Is D right for me?

Denis Koroskin 2korden at gmail.com
Tue Oct 12 05:45:00 PDT 2010


On Tue, 12 Oct 2010 16:01:30 +0400, Fawzi Mohamed <fawzi at gmx.ch> wrote:

>
> On 12-ott-10, at 13:04, Denis Koroskin wrote:
>
>> On Tue, 12 Oct 2010 02:32:55 +0400, Andrei Alexandrescu  
>> <SeeWebsiteForEmail at erdani.org> wrote:
>>
>>> On 10/11/2010 12:38 PM, Daniel Gibson wrote:
>>>> But parts of phobos are deprecated or will be deprecated and there  
>>>> still
>>>> is no alternative for them.
>>>> That may prevent people from writing "real" projects in D2 (or D at  
>>>> all)
>>>> - who wants to use classes that will be deprecated soon?
>>>> Sure, that old stuff will not be removed and can still be used, but I
>>>> personally feel a bit uncomfortable with using deprecated code.
>>>
>>> Agreed. Maybe this is a good time to sart making a requirements list  
>>> for streams. What are the essential features/feature groups?
>>>
>>> Andrei
>>
>> For me, I/O should be scalable (and thus support async operations) so I  
>> came up with my own implementation.
>> I've tried building it on top of std.concurrency, but it doesn't scale  
>> either. So, once again, I had to implement my own message passing  
>> mechanism. I can implement existing std.concurrency interface on top of  
>> my own one without sacrificing anything, but not vice-versa).	
>
> I very much agree that IO should be scalable.
> In my opinion this is possible if one has a robust framework for smp  
> parallelization.
> This is what I have been working on with blip http://dsource.org/blip .
> The API is fixed, and seem to work correctly in all the cases I tested.  
> It has not been optimized so it still has obvious optimizations, but I  
> wanted to have a bit more of code using it, before thinking about  
> optimization (so that I will be able to catch wrong optimizations with a  
> high probability).
> Indeed I have already a rather large amount of code using it, and had  
> still cases where bugs were *very* rare and difficult to locate.
> Still I already used it for example to build a socket server that uses  
> all available threads efficiently to implement rpc between processes.
> One important thing in my opinion is that idle work should not use  
> resources: waiting for i/o, waiting for events uses basically no cpu.
>
> All this is with D 1.0, and tango (even if I did try to reduce and  
> encapsulate the dependence on tango as much as possible).
> For example when using sockets one does not see the blocking by default  
> (for a webserver one will likely want to add some timeout), and the  
> processor transparently switches to fibers that have work to do.
> The programmer has to just think about tasks and things that can be  
> executed in parallel, if possible, the optimal scheduling and mapping to  
> threads is done automatically.
>
> Fawzi

I'm using a thread pool at this moment, however I was thinking about  
implementing some kind of green threads recently.

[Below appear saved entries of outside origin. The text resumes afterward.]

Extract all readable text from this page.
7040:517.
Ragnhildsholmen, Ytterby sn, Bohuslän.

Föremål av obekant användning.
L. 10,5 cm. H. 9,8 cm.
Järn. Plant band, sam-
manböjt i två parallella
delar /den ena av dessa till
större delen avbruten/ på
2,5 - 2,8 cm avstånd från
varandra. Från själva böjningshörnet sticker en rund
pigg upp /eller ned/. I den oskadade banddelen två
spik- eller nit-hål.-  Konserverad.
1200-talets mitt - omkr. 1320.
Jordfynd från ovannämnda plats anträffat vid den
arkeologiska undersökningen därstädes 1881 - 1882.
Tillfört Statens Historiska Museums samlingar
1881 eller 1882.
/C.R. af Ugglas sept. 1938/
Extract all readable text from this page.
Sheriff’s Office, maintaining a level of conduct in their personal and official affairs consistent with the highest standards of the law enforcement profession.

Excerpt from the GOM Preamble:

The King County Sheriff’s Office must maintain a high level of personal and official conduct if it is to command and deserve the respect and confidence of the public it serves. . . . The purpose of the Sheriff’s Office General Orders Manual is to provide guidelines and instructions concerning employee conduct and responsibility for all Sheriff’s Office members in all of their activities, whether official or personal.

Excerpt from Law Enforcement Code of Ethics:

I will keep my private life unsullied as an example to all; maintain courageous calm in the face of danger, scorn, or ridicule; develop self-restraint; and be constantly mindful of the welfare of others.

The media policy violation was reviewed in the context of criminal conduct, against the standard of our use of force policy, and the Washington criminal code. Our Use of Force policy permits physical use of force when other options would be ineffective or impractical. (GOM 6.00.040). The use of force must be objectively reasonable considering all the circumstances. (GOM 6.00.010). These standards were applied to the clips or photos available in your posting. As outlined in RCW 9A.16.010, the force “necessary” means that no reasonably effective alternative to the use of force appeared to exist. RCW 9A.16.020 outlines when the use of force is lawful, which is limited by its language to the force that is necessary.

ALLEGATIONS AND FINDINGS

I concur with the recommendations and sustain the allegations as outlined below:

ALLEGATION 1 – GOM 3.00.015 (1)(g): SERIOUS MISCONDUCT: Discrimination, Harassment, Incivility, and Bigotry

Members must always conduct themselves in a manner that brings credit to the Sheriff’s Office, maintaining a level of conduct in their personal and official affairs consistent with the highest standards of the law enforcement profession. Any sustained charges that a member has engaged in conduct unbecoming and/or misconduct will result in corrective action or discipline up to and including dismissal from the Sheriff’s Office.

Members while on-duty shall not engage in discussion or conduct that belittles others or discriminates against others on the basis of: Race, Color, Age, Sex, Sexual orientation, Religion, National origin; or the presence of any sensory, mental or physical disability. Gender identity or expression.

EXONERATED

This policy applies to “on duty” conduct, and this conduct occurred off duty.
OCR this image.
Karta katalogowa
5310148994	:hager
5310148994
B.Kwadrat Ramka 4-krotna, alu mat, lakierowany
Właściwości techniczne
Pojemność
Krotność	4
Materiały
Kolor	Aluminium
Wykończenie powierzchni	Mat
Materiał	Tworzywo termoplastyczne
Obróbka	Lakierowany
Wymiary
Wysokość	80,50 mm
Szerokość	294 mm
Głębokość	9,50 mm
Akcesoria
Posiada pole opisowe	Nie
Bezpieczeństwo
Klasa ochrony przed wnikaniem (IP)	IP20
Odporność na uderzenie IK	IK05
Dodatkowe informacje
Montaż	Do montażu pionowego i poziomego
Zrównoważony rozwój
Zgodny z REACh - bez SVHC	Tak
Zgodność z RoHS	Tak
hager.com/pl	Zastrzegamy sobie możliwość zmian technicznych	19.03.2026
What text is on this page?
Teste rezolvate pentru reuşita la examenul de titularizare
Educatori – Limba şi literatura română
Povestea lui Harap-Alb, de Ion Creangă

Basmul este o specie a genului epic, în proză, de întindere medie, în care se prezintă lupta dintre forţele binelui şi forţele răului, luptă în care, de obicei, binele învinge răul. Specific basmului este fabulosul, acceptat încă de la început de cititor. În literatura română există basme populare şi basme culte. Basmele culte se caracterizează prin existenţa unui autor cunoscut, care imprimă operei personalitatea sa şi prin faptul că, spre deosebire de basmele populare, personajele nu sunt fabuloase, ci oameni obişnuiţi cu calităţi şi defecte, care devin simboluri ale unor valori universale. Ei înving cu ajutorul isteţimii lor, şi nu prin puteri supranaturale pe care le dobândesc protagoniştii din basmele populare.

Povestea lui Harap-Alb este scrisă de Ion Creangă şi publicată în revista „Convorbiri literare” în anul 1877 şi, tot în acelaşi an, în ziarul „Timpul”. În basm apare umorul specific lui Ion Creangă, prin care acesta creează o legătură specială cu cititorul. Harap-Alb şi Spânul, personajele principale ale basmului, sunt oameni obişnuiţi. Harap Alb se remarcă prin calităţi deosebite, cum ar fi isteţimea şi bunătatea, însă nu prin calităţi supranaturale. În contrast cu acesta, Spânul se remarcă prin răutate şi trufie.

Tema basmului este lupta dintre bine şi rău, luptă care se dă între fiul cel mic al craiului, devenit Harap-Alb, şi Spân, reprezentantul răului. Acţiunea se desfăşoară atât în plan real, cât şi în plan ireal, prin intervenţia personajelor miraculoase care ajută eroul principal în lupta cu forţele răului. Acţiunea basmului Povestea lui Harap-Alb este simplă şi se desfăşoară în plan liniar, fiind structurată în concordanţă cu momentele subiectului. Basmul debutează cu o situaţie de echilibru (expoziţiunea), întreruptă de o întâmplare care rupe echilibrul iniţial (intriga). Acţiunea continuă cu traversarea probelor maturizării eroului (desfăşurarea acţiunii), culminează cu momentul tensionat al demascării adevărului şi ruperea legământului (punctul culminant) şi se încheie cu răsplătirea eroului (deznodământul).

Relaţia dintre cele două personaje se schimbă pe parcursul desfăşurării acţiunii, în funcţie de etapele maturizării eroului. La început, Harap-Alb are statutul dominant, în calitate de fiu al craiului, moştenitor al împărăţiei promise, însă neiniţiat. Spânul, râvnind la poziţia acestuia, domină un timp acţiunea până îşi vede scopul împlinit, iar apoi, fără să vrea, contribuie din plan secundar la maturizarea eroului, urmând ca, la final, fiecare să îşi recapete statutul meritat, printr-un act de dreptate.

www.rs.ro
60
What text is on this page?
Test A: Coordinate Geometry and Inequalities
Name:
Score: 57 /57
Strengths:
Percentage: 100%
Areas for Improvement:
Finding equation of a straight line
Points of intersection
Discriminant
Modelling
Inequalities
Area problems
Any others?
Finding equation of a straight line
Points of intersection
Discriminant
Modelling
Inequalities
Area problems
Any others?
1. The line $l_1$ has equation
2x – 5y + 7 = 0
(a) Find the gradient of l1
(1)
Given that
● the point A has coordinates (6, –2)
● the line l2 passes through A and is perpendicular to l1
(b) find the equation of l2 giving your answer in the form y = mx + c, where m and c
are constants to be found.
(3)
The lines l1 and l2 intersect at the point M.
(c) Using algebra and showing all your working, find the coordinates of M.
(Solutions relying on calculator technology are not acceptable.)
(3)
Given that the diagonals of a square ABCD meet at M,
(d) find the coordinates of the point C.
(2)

In D2, there is a local/shared separation, and OS threads should be able  
switch D local context, i.e. forward access to local variables through  
custom TLS class reference, and swap that reference to reuse same thread  
for many "green threads". Conceptually it is different from Fibers (i.e  
you must return instead of just call yield() at any time), but it is also  
easier to implement and pretty much portable to any platform.

Either way, it needs some language support, because currently TLS  
implemented on compiler level rather than library level. I proposed this  
change in past, but no one responded.